From what I read, there is no federal law. It’s handled on a state by state bases, so legally speaking, state law says the parents can take all the money earned from a child until the age of 18.

Some states have exceptions, like @zenvelo pointed out in California for underaged actors.

whitenoise's avatar

It depends on what country you ask for. In The Netherlands, a parent / guardian has perhaps no ownership but still a lot of control over their children’s money as long as they are under age and under their guardianship.

In some countries a woman cannot have full control herself regardless if age and children may have to pay ‘alimony’ to their divorced father.

SamandMax's avatar

A Minor Child? Suggests that the child in that article would not be entitled to work in the first place.

avaeve's avatar

It’s not true. There are jobs with no legal age requirements, like cleaning someone’s house, or babysitting. It just can’t be done during school hours unless you homeschool.

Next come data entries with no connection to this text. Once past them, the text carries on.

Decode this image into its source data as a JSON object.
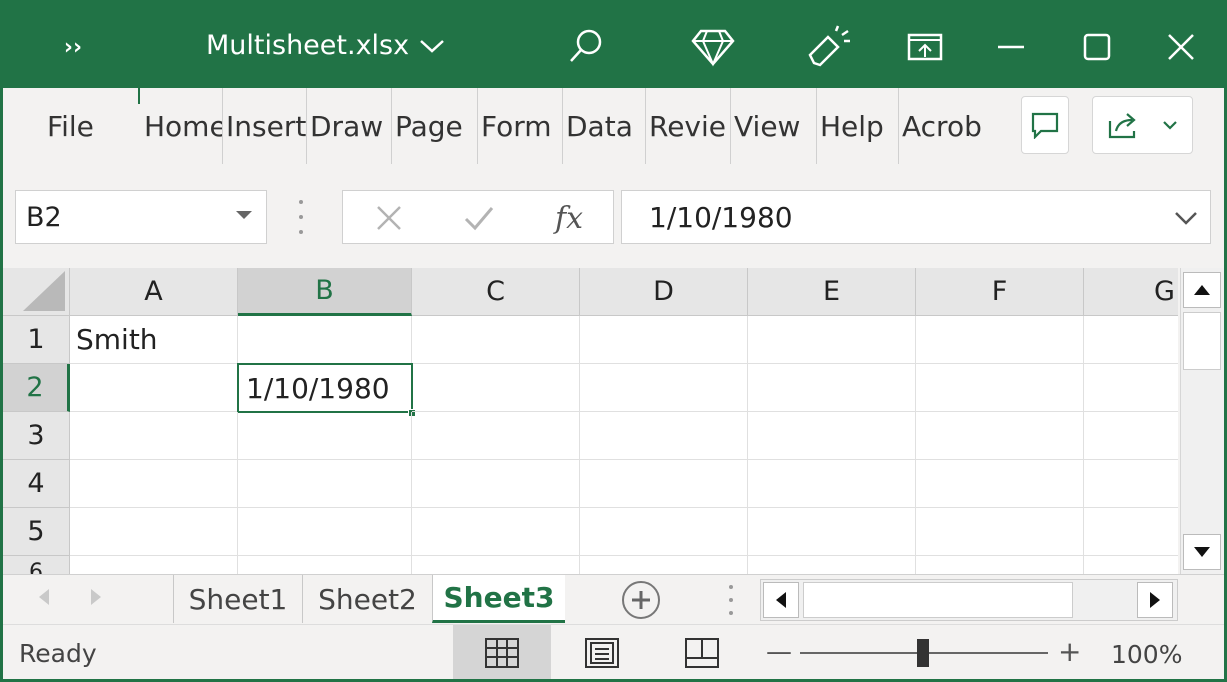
{
  "app": {
    "title": "Multisheet.xlsx",
    "accent": "#217346"
  },
  "titlebar": {
    "more_icon": "chevron-double-right-icon",
    "search_icon": "search-icon",
    "premium_icon": "diamond-icon",
    "ideas_icon": "lightbulb-icon"
  },
  "ribbon": {
    "tabs": [
      "File",
      "Home",
      "Insert",
      "Draw",
      "Page",
      "Form",
      "Data",
      "Revie",
      "View",
      "Help",
      "Acrob"
    ]
  },
  "formula_bar": {
    "name_box": "B2",
    "value": "1/10/1980",
    "fx_label": "fx"
  },
  "grid": {
    "columns": [
      "A",
      "B",
      "C",
      "D",
      "E",
      "F",
      "G"
    ],
    "rows": [
      "1",
      "2",
      "3",
      "4",
      "5",
      "6"
    ],
    "cells": {
      "A1": "Smith",
      "B2": "1/10/1980"
    },
    "active_cell": "B2"
  },
  "sheets": {
    "tabs": [
      "Sheet1",
      "Sheet2",
      "Sheet3"
    ],
    "active": "Sheet3"
  },
  "status": {
    "text": "Ready",
    "zoom": "100%",
    "zoom_percent": 100
  }
}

For jobs that do require legal age, it starts from age 14.

avaeve's avatar

No legal age requirement for acting or radio work either or delivering newspapers or working with one of the parents in the family owned business as long as it’s non-hazardous.

SamandMax's avatar

Well when I was a kid and I was working, my bank account was my own business and my parents had very little say in the matter. So I don’t know exactly what kind of drugs the State were consuming when they spouted forth that particular bit of legal drivel. I still think as I’ve already said, that the law may differ across States so to me, this issue is neither here nor there. I think you would be better off discussing the finer points of this particular issue with someone of a much better professional and qualified standing.

Are there any lawyers in the house?

Inspired_2write's avatar

I am not a lawyer but think that the money the child earns is held in “trust” for that child until he/she reaches the age of majority etc.
Even “if” the childs parents take his/her money the child still has recourse to go to a lawyer for the earnings..however not advised as the child would allienate himself/herself from the family causing more reprecussions in the long run.